Converting a list of strings into a list of integers?

Steven D'Aprano steve+comp.lang.python at pearwood.info
Sun Jul 22 19:01:11 CEST 2012


On Sun, 22 Jul 2012 19:20:18 +0300, Jan Riechers wrote:

> "map" works on a list and does commandX (here "int" conversion, use
> "str" for string.. et cetera) on sequenceY, returning a sequence. More
> in the help file.
> 
> And if I'm not completely mistaken, it's also the quicker way to do
> performance wise. But I can't completely recall the exact reason.

The following only applies the standard CPython implementation. Other 
implementations may be different. In particular, PyPy turns everything 
you know about optimizing Python code on its head, and can often approach 
the speed of optimized C code in pure Python.
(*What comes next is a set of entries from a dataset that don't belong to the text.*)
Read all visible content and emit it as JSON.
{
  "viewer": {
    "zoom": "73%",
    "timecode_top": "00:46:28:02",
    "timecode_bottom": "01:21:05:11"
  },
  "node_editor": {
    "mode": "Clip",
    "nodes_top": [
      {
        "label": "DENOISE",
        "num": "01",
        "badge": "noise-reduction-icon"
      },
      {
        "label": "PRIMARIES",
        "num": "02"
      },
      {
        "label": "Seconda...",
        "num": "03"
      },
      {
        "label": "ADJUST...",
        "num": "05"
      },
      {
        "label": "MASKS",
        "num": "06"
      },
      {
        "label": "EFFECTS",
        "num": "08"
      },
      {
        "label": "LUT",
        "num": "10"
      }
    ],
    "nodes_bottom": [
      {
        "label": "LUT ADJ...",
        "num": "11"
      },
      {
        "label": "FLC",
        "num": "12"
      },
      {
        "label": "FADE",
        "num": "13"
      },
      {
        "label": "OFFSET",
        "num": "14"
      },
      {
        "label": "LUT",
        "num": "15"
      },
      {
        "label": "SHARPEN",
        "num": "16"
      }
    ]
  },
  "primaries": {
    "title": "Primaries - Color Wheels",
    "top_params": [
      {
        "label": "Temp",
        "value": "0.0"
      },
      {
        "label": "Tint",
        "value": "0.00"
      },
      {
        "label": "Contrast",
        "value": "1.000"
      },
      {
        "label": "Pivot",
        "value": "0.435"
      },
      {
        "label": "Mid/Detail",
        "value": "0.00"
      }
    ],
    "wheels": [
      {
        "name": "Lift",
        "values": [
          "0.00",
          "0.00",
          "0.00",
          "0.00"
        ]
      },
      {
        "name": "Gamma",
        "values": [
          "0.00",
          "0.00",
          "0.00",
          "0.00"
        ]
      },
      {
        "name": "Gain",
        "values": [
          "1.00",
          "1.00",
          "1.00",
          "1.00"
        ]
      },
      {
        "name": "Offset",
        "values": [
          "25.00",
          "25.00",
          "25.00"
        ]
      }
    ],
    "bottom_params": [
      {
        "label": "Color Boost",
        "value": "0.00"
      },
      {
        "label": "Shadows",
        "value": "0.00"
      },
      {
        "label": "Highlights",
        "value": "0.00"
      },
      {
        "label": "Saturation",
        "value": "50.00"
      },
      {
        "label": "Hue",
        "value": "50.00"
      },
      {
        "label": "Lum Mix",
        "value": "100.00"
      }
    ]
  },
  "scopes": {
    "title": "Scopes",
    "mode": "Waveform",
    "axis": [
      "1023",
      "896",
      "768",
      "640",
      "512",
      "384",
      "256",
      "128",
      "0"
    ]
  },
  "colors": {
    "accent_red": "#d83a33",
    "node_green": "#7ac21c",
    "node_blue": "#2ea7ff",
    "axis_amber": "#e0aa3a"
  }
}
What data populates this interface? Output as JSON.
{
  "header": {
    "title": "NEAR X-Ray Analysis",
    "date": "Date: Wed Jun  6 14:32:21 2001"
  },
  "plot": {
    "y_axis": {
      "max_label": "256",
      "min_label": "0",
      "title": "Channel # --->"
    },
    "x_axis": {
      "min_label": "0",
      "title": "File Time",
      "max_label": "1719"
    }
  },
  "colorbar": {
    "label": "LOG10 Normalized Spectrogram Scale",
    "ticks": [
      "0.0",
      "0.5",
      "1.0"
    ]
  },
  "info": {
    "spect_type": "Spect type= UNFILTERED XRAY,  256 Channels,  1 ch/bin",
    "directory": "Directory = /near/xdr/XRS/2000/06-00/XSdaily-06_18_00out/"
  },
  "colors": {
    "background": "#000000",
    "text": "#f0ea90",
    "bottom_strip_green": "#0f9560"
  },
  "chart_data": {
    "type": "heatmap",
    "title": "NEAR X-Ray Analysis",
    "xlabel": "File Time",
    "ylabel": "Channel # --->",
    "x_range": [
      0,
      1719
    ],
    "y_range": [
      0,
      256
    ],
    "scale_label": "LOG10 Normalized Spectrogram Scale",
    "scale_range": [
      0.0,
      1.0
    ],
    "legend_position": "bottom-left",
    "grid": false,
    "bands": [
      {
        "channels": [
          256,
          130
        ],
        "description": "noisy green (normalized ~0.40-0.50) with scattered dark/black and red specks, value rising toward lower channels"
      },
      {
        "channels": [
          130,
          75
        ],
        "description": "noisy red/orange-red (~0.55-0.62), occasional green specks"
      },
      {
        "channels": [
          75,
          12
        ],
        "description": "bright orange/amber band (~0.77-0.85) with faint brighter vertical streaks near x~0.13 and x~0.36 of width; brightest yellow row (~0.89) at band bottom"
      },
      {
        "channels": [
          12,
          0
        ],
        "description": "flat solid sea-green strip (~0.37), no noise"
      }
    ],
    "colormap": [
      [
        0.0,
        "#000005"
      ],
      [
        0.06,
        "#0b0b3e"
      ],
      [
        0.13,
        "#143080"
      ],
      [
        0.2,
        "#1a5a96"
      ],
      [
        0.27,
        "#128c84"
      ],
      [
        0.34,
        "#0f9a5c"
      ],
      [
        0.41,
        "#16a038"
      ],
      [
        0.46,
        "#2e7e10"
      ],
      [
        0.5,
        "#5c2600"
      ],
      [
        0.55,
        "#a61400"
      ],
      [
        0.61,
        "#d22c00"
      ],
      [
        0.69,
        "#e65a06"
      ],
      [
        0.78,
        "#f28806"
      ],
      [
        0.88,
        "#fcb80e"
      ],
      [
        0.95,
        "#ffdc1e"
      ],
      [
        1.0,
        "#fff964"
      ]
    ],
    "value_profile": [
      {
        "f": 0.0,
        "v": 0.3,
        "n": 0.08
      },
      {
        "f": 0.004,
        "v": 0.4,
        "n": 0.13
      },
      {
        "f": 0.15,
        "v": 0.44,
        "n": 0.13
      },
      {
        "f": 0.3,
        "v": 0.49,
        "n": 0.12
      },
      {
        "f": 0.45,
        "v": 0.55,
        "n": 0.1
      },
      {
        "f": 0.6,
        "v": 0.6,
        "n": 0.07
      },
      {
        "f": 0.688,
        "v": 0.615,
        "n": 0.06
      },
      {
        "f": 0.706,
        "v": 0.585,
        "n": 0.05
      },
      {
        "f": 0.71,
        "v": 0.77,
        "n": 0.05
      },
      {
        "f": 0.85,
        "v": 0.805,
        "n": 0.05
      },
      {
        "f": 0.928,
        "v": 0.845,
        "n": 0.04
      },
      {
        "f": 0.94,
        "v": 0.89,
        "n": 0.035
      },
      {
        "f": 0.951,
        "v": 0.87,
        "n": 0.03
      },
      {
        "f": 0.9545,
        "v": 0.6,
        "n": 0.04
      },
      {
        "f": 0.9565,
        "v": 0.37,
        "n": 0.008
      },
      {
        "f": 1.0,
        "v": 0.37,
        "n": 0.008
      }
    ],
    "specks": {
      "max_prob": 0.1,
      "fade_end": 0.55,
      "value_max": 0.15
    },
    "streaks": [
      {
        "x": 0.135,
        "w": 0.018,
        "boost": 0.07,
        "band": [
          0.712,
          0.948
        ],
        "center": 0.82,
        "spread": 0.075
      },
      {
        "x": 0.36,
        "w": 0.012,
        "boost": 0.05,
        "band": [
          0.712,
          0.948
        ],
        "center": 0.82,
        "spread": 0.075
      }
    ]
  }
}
map is faster than an ordinary for-loop if the function you are applying 
is a builtin like int, str, etc. But if you have to write your own pure-
Python function, the overhead of calling a function negates the advantage 
of map, which is no faster than a for-loop. For example:

results = map(int, sequence)  # calls builtin `int`

hoists the call to int into the fast C layer, instead of the slow Python 
layer, and should be faster than

results = []
for x in sequence:
    results.append(int(x))

which runs at the speed of Python. But:

results = map(lambda x: x+1, sequence)  # calls pure Python function

if no faster than a for-loop:

results = []
for x in sequence:
    results.append(x+1)

Note: this has *nothing* to do with the use of lambda. Writing the "+1" 
function above using def instead of lambda would give the same results.

List comprehensions are at least as fast as map, since they too hoist the 
calculation into the fast C layer. They have the added advantage that 
they can calculate arbitrarily complex Python expressions in the C layer 
without needing an intermediate function. So:

map(lambda x: x**2 - 3, sequence)

runs more-or-less at the speed of an ordinary for-loop, but the list 
comprehension version:

[x**2 - 3 for x in sequence]

should be faster and doesn't rely on an intermediate function.

So in general, a list comprehension will be no slower than map, and may 
be faster; both will be no slower than a for-loop, and may be faster.

Or at least, this was the case last time I checked.